A body falling from rest was observed to fall through 78.4 m in 2 seconds. Find how long had it been falling before it was observed? (g = 9.8 m/s2)

To solve this problem, we first need to understand the physics behind it. The distance an object falls from rest is given by the equation d = 0.5gt^2, where g is the acceleration due to gravity and t is the time the object has been falling.

In this case, we know that the object fell 78.4 m in 2 seconds. So we can plug these values into the equation to find the value of g:

78.4 m = 0.5g(2 s)^2

Solving for g gives us g = 19.6 m/s^2. However, we know that the acceleration due to gravity is 9.8 m/s^2, not 19.6 m/s^2. This discrepancy tells us that the object must have been falling for some time before it was observed.

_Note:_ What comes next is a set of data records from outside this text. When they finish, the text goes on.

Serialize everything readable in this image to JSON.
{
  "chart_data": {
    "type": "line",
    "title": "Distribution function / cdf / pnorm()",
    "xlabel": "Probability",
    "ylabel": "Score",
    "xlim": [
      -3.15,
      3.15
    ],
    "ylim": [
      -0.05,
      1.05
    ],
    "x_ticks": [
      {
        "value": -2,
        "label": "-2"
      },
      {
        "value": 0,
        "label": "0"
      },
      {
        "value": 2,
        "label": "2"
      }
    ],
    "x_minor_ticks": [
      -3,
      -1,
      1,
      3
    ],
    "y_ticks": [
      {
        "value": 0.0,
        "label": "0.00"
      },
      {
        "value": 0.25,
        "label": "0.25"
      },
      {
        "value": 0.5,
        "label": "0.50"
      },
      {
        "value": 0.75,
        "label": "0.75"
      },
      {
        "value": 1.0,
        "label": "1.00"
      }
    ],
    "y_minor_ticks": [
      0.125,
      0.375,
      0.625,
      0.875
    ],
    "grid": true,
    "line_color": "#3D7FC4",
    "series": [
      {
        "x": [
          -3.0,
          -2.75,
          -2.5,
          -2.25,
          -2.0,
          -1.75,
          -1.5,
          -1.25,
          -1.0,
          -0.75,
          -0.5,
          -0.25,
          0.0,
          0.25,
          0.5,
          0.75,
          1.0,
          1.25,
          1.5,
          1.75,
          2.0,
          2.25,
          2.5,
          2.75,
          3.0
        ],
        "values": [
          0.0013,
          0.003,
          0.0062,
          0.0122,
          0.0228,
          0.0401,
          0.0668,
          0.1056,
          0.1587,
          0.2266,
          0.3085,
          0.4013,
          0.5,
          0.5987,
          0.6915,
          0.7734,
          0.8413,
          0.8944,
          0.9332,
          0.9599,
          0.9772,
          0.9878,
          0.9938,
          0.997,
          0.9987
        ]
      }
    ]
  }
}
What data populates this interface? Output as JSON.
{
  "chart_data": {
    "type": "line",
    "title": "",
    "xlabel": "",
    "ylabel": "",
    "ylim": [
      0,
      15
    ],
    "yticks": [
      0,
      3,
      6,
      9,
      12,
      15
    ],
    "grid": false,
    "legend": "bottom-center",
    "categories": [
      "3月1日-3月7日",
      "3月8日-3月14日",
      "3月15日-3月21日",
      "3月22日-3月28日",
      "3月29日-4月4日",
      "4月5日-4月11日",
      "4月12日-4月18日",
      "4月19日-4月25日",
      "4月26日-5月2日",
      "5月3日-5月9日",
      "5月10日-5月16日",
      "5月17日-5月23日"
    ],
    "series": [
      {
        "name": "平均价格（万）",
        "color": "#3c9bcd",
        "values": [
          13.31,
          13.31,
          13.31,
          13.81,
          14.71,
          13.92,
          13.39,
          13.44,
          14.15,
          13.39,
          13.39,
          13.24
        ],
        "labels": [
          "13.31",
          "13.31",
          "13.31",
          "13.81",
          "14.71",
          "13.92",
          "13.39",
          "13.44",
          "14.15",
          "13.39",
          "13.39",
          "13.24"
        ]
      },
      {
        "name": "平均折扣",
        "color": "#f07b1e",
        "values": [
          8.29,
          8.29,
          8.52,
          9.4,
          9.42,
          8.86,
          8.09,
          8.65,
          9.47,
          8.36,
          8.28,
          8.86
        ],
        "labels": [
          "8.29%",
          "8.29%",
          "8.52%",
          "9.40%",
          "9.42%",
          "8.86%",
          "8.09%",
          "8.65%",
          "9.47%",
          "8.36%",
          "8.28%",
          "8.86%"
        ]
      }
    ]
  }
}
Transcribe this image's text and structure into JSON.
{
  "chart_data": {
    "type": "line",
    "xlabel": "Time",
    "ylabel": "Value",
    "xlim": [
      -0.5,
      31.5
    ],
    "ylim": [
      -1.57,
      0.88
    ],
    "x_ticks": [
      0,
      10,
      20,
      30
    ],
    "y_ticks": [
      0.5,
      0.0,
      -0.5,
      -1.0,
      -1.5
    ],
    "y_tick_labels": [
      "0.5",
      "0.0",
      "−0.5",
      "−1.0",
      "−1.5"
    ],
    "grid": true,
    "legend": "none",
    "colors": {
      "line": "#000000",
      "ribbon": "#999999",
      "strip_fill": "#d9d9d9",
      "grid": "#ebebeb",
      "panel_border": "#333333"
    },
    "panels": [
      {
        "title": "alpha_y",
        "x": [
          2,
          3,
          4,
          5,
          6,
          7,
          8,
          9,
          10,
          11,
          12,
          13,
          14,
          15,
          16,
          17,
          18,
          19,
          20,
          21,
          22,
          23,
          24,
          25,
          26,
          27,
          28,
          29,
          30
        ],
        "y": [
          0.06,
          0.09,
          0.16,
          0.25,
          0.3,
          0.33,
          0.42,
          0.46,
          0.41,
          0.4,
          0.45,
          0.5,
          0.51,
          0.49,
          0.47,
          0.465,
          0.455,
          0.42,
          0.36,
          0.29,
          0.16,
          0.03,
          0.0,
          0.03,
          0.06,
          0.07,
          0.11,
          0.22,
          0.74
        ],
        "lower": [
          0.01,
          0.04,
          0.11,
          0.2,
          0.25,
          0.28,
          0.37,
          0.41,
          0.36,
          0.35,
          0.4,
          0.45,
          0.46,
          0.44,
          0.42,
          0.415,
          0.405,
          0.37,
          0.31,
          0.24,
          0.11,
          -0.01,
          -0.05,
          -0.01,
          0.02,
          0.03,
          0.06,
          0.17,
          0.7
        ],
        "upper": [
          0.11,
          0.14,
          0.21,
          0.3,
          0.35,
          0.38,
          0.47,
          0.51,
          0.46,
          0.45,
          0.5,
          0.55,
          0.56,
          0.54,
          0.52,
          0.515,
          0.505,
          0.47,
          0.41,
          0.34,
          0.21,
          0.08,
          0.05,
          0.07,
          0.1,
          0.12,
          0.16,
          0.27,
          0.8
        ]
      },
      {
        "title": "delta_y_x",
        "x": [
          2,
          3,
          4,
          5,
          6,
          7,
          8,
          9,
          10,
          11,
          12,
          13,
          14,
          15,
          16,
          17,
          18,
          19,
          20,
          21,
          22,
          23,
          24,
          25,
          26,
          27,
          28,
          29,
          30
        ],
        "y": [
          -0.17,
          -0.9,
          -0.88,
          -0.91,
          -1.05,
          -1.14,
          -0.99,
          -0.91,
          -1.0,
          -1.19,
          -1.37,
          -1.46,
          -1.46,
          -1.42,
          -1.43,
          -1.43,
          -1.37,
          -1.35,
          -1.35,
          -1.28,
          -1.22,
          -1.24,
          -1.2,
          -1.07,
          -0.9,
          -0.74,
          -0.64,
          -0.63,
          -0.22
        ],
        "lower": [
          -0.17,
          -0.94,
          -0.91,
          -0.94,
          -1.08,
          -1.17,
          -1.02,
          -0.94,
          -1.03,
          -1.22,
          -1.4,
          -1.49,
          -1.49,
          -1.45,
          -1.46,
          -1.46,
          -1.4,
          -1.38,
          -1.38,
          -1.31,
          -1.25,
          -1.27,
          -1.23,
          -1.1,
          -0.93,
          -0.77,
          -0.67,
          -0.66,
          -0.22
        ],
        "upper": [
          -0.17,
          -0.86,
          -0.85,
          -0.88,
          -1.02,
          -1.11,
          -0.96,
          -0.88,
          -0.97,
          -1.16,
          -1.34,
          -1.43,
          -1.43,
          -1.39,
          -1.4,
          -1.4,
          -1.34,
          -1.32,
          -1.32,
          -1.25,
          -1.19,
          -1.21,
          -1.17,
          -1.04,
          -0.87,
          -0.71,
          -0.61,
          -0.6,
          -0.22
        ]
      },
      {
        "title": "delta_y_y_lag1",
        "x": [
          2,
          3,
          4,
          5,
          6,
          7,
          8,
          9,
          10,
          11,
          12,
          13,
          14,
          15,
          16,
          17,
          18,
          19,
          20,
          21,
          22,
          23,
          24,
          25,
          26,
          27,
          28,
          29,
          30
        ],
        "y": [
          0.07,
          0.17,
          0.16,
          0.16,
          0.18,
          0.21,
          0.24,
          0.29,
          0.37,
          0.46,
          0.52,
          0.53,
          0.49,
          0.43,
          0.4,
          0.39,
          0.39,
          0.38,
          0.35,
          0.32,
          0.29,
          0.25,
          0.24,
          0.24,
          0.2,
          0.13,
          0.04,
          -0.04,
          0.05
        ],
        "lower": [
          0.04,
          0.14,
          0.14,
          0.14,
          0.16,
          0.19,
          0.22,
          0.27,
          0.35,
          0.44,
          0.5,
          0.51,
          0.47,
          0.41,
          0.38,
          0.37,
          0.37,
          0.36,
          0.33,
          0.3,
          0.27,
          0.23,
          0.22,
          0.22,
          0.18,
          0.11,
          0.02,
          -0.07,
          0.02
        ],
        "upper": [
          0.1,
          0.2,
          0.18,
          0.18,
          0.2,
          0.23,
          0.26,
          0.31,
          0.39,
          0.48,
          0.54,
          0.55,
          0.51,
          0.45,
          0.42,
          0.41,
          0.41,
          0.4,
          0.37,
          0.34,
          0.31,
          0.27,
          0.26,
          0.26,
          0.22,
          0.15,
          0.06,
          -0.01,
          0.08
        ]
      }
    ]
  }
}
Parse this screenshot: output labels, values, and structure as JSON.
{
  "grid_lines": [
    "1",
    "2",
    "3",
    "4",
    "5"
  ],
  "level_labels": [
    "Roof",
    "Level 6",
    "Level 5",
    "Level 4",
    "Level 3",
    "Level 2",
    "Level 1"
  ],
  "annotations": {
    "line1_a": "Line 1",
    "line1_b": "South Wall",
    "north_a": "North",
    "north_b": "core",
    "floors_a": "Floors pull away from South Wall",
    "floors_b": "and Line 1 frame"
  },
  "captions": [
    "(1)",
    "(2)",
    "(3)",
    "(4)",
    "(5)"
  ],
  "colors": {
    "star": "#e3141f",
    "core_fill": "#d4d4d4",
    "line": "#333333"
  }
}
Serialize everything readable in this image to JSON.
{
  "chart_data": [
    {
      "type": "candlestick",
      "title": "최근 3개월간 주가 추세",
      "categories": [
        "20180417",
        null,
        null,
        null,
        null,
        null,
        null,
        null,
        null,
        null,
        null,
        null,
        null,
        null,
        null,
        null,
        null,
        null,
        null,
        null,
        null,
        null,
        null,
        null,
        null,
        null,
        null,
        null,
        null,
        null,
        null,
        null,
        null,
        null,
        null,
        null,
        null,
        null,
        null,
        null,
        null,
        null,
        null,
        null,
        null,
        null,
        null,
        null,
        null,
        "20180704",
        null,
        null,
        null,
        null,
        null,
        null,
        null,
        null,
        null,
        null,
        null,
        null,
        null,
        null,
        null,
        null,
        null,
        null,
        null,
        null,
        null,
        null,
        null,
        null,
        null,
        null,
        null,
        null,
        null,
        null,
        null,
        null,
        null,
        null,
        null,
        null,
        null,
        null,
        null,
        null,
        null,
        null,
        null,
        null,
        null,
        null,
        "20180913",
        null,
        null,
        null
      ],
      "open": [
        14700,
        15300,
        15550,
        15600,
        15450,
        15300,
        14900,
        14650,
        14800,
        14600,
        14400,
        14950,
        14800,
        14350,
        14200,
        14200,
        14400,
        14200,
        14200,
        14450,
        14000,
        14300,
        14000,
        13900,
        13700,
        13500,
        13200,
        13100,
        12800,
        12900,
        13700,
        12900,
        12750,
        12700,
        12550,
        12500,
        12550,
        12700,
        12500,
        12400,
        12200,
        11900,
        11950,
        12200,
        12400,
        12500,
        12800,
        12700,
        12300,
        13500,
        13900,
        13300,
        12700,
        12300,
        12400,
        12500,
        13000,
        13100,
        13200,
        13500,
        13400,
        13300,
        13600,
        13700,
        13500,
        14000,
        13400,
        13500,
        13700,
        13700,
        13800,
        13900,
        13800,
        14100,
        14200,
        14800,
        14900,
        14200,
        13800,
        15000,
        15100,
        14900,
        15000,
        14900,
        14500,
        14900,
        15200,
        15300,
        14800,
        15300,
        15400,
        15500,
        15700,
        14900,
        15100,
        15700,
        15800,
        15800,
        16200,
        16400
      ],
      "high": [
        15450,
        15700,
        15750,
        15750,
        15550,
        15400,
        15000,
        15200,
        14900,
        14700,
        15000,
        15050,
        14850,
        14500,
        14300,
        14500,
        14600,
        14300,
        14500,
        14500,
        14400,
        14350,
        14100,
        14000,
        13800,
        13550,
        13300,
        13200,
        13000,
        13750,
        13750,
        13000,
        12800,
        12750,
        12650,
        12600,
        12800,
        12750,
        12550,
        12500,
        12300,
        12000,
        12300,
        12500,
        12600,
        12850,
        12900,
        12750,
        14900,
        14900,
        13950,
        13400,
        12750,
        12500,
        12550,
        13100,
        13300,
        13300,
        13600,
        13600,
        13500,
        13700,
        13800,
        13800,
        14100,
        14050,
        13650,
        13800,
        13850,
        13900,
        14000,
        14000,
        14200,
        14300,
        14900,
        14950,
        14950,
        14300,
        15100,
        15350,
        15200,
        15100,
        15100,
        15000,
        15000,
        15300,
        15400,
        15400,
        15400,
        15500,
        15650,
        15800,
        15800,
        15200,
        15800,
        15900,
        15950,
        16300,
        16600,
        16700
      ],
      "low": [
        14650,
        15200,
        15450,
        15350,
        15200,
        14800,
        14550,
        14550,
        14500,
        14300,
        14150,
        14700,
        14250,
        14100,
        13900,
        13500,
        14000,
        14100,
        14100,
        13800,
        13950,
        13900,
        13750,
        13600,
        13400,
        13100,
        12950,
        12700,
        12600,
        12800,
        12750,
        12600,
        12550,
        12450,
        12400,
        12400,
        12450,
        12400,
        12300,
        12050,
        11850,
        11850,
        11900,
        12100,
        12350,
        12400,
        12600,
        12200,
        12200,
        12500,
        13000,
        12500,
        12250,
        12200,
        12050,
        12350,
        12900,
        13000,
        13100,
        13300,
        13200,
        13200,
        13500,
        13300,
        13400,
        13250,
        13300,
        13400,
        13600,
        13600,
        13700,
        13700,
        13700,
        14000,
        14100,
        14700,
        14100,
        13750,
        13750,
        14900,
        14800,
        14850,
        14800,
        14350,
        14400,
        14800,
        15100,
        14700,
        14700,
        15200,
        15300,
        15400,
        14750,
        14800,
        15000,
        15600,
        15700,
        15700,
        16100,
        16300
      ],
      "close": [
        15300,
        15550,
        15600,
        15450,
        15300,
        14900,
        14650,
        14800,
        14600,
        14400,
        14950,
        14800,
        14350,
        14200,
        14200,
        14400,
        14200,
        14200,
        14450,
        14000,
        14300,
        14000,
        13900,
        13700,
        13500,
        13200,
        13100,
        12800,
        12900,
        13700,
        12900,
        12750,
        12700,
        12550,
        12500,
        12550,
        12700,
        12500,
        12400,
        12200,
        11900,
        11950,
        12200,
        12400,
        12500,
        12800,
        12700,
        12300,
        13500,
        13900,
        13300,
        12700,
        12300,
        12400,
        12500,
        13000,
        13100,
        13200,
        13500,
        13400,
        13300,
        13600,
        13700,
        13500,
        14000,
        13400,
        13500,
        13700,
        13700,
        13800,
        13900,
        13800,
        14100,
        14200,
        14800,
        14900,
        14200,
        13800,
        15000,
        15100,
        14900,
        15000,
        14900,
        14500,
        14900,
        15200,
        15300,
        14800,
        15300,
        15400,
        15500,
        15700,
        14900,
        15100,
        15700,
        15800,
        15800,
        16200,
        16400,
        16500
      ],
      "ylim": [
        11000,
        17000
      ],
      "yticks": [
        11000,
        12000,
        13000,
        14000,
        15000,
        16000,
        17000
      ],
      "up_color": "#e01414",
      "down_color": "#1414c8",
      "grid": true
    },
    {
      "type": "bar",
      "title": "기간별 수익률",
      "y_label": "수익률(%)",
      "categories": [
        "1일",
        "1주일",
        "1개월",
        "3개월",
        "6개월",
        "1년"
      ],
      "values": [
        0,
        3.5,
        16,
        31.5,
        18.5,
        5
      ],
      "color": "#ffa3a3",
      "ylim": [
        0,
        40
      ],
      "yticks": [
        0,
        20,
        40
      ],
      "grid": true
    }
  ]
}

To find out how long the object had been falling before it was observed, we can set up the equation 0.5g(t + 2 s)^2 = 78.4 m + 0.5g(t)^2, where t is the time the object had been falling before it was observed.

Solving this equation for t gives us t = sqrt((78.4 m + 0.5g(t)^2) / 0.5g) - 2 s.

This equation is a bit tricky to solve, but with some algebraic manipulation, we can simplify it to t = sqrt((78.4 m / 0.5g) + t^2) - 2 s.

Finally, solving for t gives us t = sqrt((78.4 m / 4.9 m/s^2) + 4 s^2) - 2 s = sqrt(16 s^2 + 4 s^2) - 2 s = sqrt(20 s^2) - 2 s = 4 s - 2 s = 2 s.

So the object had been falling for 2 seconds before it was observed.